Au cours de son introduction, Claude Molly-Mitton a annoncé que cette convention serait sa dernière en tant que président de l'USF, puisqu'il souhaite passer la main, après huit années à la tête de l'association. Un autre président accueillera donc les conférenciers à Lyon les 11 et 12 octobre 2018.
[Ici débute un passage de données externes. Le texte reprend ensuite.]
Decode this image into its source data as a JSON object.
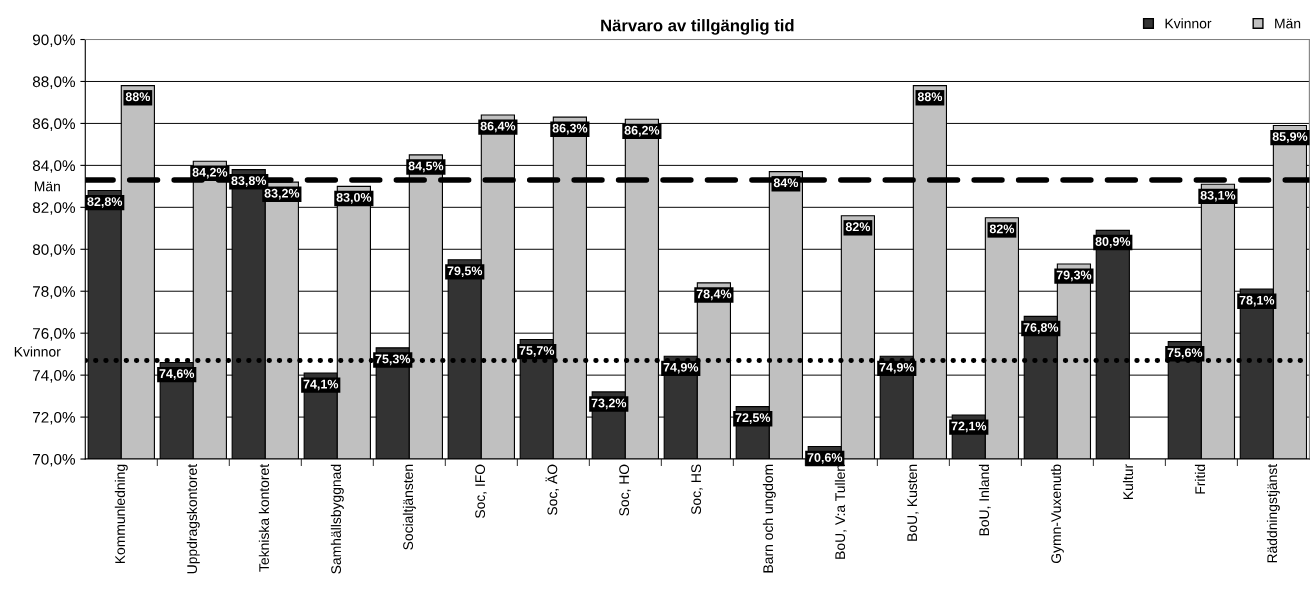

Autre annonce, celle des dernières publications de l'association, à savoir deux notes de perspectives, l'une sur la mobilité et l'UX sur SAP, l'autre sur le pilotage 2.0 des centres de compétences SAP. Et surtout un livre blanc sur les audits de licences SAP, rédigé en commun avec le Cigref. Pour Claude Molly-Mitton, "l'audit de licences est utilisé comme levier commercial". "Si nous prenons quelqu'un le doigt dans le pot de confiture, nous lui demandons de l'argent. Et nous le ferons toujours, car si nous ne le faisions pas, nous pourrions fermer la boutique", se défend Marc Genevois, directeur général de SAP France. Quant aux accès indirects, les outils utilisés pour auditer les licences ne les détectent pas toujours, mais permettent parfois de détecter une suspicion d'accès indirect.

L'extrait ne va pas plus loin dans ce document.